Desde la primera vez que leí el Decamerón, en mi juventud, pensé que la situación inicial que presenta el libro, antes de que comiencen los cuentos, es esencialmente teatral: atrapados en una ciudad atacada por la peste de la que no pueden huir, un grupo de jóvenes se las arreglan sin embargo para fugar hacia lo imaginario, recluyéndose en una quinta a contar cuentos. Enfrentados a una realidad intolerable, siete muchachas y tres varones consiguen escapar de ella mediante la fantasía, transportándose a un mundo hecho de historias que se cuentan unos a otros y que los llevan de esa lastimosa realidad a otra, de palabras y sueños, donde quedan inmunizados contra la pestilencia.

¿No es esta situación el símbolo mismo de la razón de ser de la literatura? ¿No vivimos los seres humanos desde la noche de los tiempos inventando historias para combatir de este modo, inconscientemente muchas veces, una realidad que nos agobia y resulta insuficiente para colmar nuestros deseos?

Mario Vargas Llosa
Párrafos iniciales de Bocaccio en escena
(Publicado en Letras Libres el 20 de Mayo de 2014).



(Fragmento de la Jornada Primera)

Y digo, pues, que los años de la fructífera Encarnación del Hijo de Dios habían llegado a mil trescientos cuarenta y ocho, cuando en la egregia ciudad de Florencia, espléndida entre todas las de Italia, sobrevino la mortífera peste. La cual, por obra de cuerpos celestes o por nuestros inicuos actos, la justa ira de Dios envió sobre los mortales, y fue originada unos años atrás en las partes de Oriente, donde arrebató una innumerable cantidad de vidas, y desde allí, sin detenerse, prosiguió devastadora hacia el Occidente, extendiéndose pavorosamente.

No valía entonces ninguna previsión ni providencia humana, como limpiar la ciudad por operarios nombrados para tal caso, ni prohibir que algún enfermo entrara en la población, ni dar muchos consejos para conservar la salud, ni hacer, no uno, sino muchos actos píos invocando a Dios, en procesiones ordenadas y de otras maneras, por las personas devotas.

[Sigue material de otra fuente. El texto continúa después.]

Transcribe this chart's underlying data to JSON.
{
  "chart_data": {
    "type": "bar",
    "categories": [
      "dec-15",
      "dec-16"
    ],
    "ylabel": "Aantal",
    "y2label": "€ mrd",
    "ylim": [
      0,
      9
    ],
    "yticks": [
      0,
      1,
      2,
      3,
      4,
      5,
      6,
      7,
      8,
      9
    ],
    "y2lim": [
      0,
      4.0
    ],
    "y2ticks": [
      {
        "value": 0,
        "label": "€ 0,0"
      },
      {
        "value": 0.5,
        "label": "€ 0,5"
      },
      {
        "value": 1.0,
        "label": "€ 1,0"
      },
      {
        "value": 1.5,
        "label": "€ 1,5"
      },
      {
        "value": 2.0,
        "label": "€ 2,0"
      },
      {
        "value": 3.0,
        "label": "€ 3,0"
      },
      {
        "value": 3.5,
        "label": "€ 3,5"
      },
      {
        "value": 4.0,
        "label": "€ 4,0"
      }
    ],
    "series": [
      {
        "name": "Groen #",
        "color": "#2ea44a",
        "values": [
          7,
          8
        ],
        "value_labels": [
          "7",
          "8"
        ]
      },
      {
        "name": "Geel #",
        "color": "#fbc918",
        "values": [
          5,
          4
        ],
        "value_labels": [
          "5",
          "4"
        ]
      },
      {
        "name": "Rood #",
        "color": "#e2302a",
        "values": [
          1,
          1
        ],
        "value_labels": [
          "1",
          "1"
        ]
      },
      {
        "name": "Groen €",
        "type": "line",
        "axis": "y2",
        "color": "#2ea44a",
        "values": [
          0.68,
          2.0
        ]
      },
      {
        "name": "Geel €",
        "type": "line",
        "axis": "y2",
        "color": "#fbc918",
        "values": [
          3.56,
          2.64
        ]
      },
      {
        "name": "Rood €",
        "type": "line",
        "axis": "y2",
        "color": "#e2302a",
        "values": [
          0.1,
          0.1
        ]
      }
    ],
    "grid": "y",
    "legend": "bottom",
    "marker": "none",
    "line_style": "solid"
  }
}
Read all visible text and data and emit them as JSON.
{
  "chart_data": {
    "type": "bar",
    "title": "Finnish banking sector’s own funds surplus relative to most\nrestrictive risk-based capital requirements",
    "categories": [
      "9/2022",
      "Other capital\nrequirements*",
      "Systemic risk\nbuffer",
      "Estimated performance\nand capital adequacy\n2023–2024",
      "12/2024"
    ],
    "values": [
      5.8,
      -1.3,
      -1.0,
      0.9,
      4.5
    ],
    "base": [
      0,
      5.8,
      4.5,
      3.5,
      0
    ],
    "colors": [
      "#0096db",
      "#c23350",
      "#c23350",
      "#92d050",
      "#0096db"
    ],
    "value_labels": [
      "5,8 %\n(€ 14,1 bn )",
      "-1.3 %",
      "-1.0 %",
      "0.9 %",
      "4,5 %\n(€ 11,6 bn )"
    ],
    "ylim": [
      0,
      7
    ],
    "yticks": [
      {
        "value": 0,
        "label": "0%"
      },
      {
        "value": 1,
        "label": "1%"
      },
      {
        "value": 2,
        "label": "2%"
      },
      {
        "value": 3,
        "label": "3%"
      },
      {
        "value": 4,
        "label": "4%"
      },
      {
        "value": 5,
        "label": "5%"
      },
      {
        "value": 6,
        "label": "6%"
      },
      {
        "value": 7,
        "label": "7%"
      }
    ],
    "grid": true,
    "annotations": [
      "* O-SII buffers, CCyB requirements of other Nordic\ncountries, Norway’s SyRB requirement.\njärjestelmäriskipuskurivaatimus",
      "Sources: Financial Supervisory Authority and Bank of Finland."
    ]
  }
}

En todo caso, al iniciarse la primavera del año anterior, comenzó la peste sus horribles efectos, apareciendo de una manera casi milagrosa. Pero no ocurría como en Oriente, donde el verter sangre de la nariz era signo de muerte inmediata, sino que aquí, al empezar la enfermedad, salíanles a las hembras y a los varones unas hinchazones en las ingles y los sobacos que a veces alcanzaban el tamaño de una manzana común, o bien como un huevo, unas más mayores que otras. Vulgarmente se las denominaba bubas. Las mortíferas inflamaciones iban surgiendo por todas partes del cuerpo en poco tiempo, y seguidamente se convertían en manchas negras o lívidas que surgían en brazos, piernas y demás partes del cuerpo, grandes y diseminadas, o apretadas y pequeñas. Y así como el bubón primitivo era signo, y aún lo es, de muerte inmediata, también éranlo esas manchas. Para curar tal enfermedad no parecían servir el consejo de los médicos ni el mérito de medicina alguna, ya porque la naturaleza del mal no lo consentía, o bien, a causa de la ignorancia de los médicos (cuyo número, aparte del de los hombres de ciencia, habíase hecho grandísimo, entre hombres y mujeres carentes de todo conocimiento de Medicina), haciendo que escapase el origen del daño y el modo de tratarlo. Y así, no sólo eran raros los que se curaban, sino que casi todos, al tercer día de la aparición de los antedichos signos, cuando no antes o algo después, morían sin fiebre alguna ni otro accidente. Esta peste cobró una gran fuerza; los enfermos la transmitían a los sanos al relacionarse con ellos, como ocurre con el fuego a las ramas secas, cuando se les acerca mucho. Y el mal siguió aumentando hasta el extremo de que no sólo el hablar o tratar con los enfermos contagiaba enfermedad a los sanos, y generalmente muerte, sino que el contacto con las ropas, o con cualquier objeto sobado o manipulado por los enfermos, transmitía la dolencia al sano. Maravilloso sería creer lo que afirmo, si los ojos de muchos, y los míos propios, no lo hubieran visto, de manera que yo no osaría creerlo, y menos escribirlo, si mucha gente digna de fe no lo hubiese visto u oído.

Giovanni Boccaccio (Italia, 1313-1375).

Las ilustraciones corresponden a El Decamerón (1916), de John William Waterhouse,
y a una recreación fotográfica actual del mismo cuadro.